Abu Qatada case: Keith Vaz urges action
Tuesday's release of Muslim cleric Abu Qatada on bail after he won an appeal against deportation is "farcical" and ministers must work with Jordan to overturn the decision, Keith Vaz says.
Abu Qatada's lawyers told the Special Immigration Appeals Commission he would not get a fair trial in Jordan, where he is accused of bomb plots.
Mr Vaz said the UK must persuade Jordan to strengthen its criminal code.
The home affairs committee chairman said the case had cost taxpayers £1m.
Abu Qatada, whose real name is Omar Othman, has been in detention in the UK for seven years.
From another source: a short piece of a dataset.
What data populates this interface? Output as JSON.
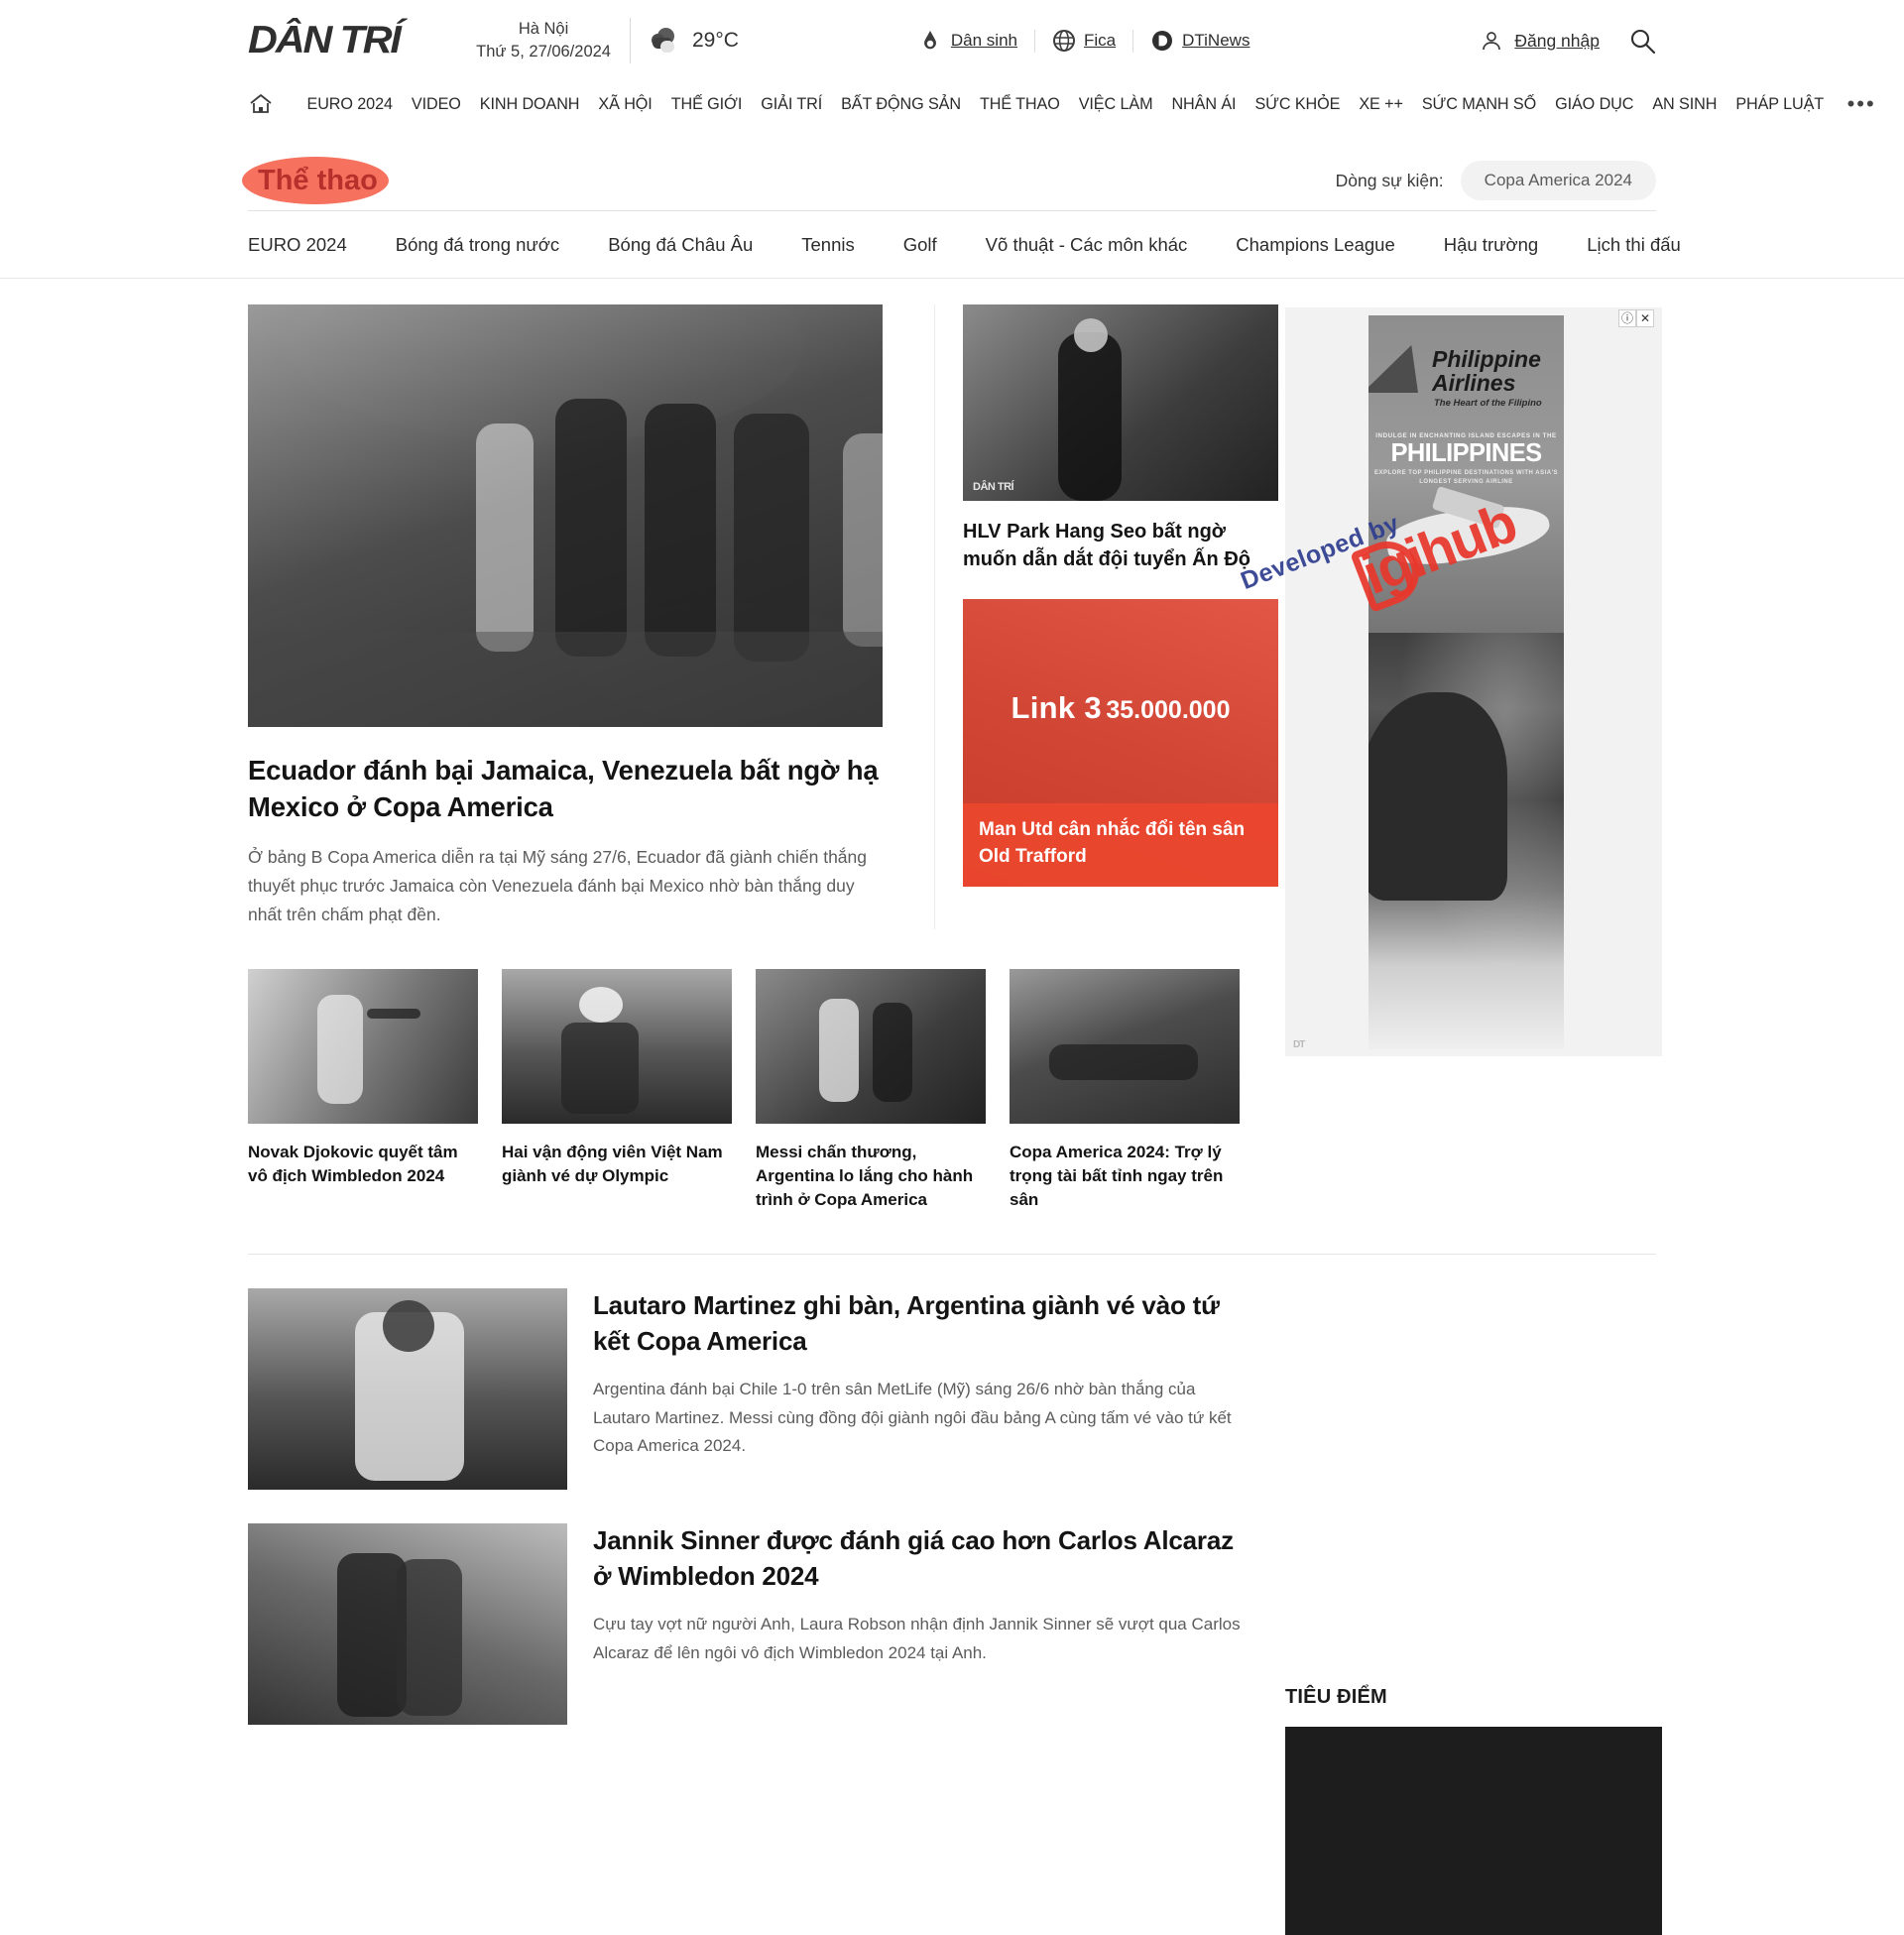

He will be released from Long Lartin prison, in Worcestershire, on Tuesday, subject to bail conditions including being allowed out of his house only between 08:00 and 16:00, having to wear an electronic tag, and being restricted in who he meets.
Home Secretary Theresa May has branded the ruling "deeply unsatisfactory" and has said the government will try to appeal against the decision.Criminal code
"At the moment, it looks pretty farcical that a very dangerous man is now put on bail having gone through the court system for seven years and having cost the taxpayer £1m," Mr Vaz told BBC News.
Earlier this year, judges at the European Court in Strasbourg ruled he would not face ill-treatment if returned to Jordan, citing assurances outlined in a UK-Jordan agreement.
Abu Qatada legal chronology
- October 2002: Detained without charge
- March 2005: Law Lords ban detention without charge, ordering release. Issued with control order - form of house arrest restricting movements
- August 2005: Detained again, pending deportation
- February 2007: Loses appeal at Siac
- April 2008: Court of Appeal says deportation to regime that tortures would breach human rights
- June 2008: Bailed - but then detained five months later on new evidence of risk
- February 2009: Law Lords back deportation, saying the Court of Appeal got it wrong
- January 2012: European Court overturns that decision, saying Jordan will not provide a fair trial
- November 2012: Wins appeal at Siac and will be released on bail
But crucially, the judge did not believe he would get a fair trial because a Jordanian court could use evidence against Abu Qatada that had been obtained from the torture of others.
On Monday, despite the UK obtaining additional assurances from Jordan, Mr Justice Mitting ruled he was not satisfied Abu Qatada would be tried fairly.
Mr Vaz added: "What we need to do is study the judgement carefully and to try to persuade the Jordanians to do the only thing that the courts wanted them to which is to strengthen the Jordanian criminal code."
He said the king of Jordan would be visiting the UK later this month, which gave the government "an opportunity to try and persuade him to go that little bit further in terms of the way the criminal code of Jordan operates".
He praised the government's "huge amount of work" in gaining Jordanian assurances but said it was "clearly not enough for the courts and therefore we do need to go that step further".
Lib Dem MP Julian Huppert said it was "a very surprising ruling" adding that, while it was "right that judges make these calls", it was "hard to see what more could have been done".'Disappointment and concern'
Addressing the Commons earlier, Mrs May said: "The British government has obtained from the Jordanian government assurances, not just in relation to the treatment of Qatada himself, but about the quality of the legal processes that would be followed throughout his trial.
End Quote Jason McCartney MP
What would the sanctions actually be if we prioritised national security and just put Abu Qatada on a plane back to Jordan?”
"We will therefore seek leave to appeal today's decision."
She was urged by Conservative MPs Peter Bone and Jason McCartney to defy the courts and put Abu Qatada on a plane back to Jordan.
Mr Bone said politicians as well as "the British people say he should be deported - just deport him and worry about the consequences after".
Mr McCartney, meanwhile, asked: "What would the sanctions actually be if we prioritised national security and just put Abu Qatada on a plane back to Jordan?"
Mrs May replied that "anybody who had anything to do with putting him on the plane would be breaking the law".
"That's why we won't be doing that - it would be breaking the law," she added.
Jordan, meanwhile, said it shared the British government's "disappointment and concern" over the ruling adding that it would "definitely study this ruling carefully with them to see what steps we can take".